Hr. Langer erläuterte als Lösung zu diesem Problem die äußerst nützlichen Lufthansa-Checklisten/Standardverfahren für kritische Situationen. Diese werden unter dem Begriff FORDEC (Facts – Options – Risks – Decision – Execution – Control) zusammengefasst und lassen sich auf viele unterschiedliche Szenarien anwenden, in denen sie es ermöglichen, auch in Extremfällen die Kontrolle zu behalten. Neben den dramatischen Beispielen für mögliche Fehler, zeigte Hr. Langer auch, wie diese Methoden Flugzeuge zum sichersten Verkehrsmittel machen.
Dr. Axel-Gerd Weber, Leiter Quality Engineering & Space, erläuterte den Zuhörern in seiner Rede das Risikomanagement bei Airbus Defence & Space
Dr. Weber veranschaulichte die Fehleinschätzung von Risikowahrscheinlichkeiten, wenn in der Vergangenheit noch keine vergleichbare kritische Situation aufgetreten ist.
In diesen Situationen ist es wichtig zu verstehen, wie professionelles Risiko- und Opportunity-Management funktioniert: auf jeder organisatorischen Ebene gibt es individuelle Zuständigkeiten, da jedes Mitglied einer Organisation letztlich betroffen ist.
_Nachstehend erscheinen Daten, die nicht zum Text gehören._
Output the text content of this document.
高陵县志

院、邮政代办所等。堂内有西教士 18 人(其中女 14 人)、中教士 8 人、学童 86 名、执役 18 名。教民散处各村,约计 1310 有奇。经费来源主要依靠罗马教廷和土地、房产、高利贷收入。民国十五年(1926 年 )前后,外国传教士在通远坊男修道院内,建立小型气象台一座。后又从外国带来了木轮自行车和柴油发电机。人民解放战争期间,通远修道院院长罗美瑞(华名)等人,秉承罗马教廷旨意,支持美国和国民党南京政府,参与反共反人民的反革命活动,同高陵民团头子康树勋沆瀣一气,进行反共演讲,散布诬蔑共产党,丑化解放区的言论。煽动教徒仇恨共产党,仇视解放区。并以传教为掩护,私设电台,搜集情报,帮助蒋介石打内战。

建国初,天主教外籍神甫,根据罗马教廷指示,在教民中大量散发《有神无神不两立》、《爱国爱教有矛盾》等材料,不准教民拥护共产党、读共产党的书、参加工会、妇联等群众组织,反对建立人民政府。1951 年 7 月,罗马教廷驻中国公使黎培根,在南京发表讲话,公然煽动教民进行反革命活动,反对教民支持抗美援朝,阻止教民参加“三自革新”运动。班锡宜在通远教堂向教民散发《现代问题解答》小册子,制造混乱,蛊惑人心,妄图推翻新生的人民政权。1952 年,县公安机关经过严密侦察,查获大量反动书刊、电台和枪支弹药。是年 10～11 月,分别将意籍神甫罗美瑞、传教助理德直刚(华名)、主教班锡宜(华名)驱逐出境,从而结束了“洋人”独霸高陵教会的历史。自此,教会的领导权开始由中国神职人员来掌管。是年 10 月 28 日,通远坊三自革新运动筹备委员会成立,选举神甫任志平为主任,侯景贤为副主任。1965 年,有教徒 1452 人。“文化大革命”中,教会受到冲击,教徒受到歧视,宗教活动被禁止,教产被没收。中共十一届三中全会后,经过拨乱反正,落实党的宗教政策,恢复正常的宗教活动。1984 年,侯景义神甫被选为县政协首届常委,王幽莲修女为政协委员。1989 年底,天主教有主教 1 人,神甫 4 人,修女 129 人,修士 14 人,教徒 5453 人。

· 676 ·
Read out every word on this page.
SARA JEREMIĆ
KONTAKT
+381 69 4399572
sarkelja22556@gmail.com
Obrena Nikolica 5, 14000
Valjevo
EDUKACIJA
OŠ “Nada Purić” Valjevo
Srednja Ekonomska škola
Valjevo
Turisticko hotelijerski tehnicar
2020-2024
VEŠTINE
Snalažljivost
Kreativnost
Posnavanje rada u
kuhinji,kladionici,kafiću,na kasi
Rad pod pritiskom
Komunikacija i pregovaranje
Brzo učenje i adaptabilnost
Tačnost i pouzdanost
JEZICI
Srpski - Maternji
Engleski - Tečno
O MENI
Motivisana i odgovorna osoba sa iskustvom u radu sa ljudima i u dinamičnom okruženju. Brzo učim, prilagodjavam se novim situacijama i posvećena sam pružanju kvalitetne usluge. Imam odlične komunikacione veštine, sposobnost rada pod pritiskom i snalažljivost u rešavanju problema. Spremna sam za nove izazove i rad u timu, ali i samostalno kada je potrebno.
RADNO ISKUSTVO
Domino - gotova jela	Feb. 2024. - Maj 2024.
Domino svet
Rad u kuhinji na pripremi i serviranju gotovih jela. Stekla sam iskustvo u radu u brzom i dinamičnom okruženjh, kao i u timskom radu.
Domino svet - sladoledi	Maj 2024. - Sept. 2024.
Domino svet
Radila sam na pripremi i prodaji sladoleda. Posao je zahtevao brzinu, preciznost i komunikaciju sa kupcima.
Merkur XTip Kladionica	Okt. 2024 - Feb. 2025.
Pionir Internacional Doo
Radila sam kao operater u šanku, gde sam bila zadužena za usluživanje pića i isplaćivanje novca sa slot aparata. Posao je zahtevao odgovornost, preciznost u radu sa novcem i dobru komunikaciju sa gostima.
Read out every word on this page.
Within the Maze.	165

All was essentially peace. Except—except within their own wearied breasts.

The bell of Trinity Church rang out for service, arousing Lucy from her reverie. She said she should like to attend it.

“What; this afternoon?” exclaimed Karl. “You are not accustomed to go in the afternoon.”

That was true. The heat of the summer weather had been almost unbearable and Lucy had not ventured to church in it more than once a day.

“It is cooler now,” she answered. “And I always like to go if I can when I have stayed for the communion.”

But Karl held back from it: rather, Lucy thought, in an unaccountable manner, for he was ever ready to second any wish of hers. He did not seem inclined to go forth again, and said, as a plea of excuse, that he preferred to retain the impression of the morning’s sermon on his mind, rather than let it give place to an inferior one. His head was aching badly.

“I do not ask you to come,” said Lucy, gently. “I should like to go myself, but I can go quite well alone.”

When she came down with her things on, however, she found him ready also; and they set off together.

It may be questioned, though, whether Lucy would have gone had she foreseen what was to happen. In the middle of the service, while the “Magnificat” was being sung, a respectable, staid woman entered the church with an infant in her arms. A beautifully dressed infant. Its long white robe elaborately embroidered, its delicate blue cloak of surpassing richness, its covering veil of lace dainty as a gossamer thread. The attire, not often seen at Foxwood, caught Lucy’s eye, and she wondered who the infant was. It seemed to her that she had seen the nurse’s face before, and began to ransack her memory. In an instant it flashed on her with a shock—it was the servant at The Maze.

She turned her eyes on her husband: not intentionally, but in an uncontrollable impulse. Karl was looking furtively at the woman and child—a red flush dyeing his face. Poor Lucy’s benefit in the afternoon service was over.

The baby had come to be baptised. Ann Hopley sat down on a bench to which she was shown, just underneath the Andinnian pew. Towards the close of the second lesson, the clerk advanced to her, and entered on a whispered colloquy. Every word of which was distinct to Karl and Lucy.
Wichtig sind also ein Bewusstsein für Risikomanagement, Methoden und Tools, die Anerkennung persönlicher Verantwortung und eine durchgehende Risikoeinschätzung von unten nach oben, basierend auf möglichen Schäden und der Wahrscheinlichkeit des Auftretens.
Hintergrund: Airbus Defence and Space ist Europas führendes Verteidigungs-, Luft- und Raumfahrtunternehmen. Mit einem Umsatz von rund 13 Mrd. Euro pro Jahr rangiert das Unternehmen weltweit auf Platz zwei im Bereich Raumfahrt und zählt zu den führenden zehn Verteidigungsunternehmen. Bestehend aus den vier Sparten Militärflugzeuge, Raumfahrttechnik, Kommunikation, Aufklärung und Sicherheit sowie Elektronik vereint Airbus Defence and Space ein breites Portfolio unter einem Dach, um den komplexen Anforderungen seiner Kunden weiterhin gerecht zu werden, die staatliche Verteidigung und Sicherheit zu unterstützen und Europas Souveränität und seinen unabhängigen Zugang zu Lufträumen und Weltall zu sichern.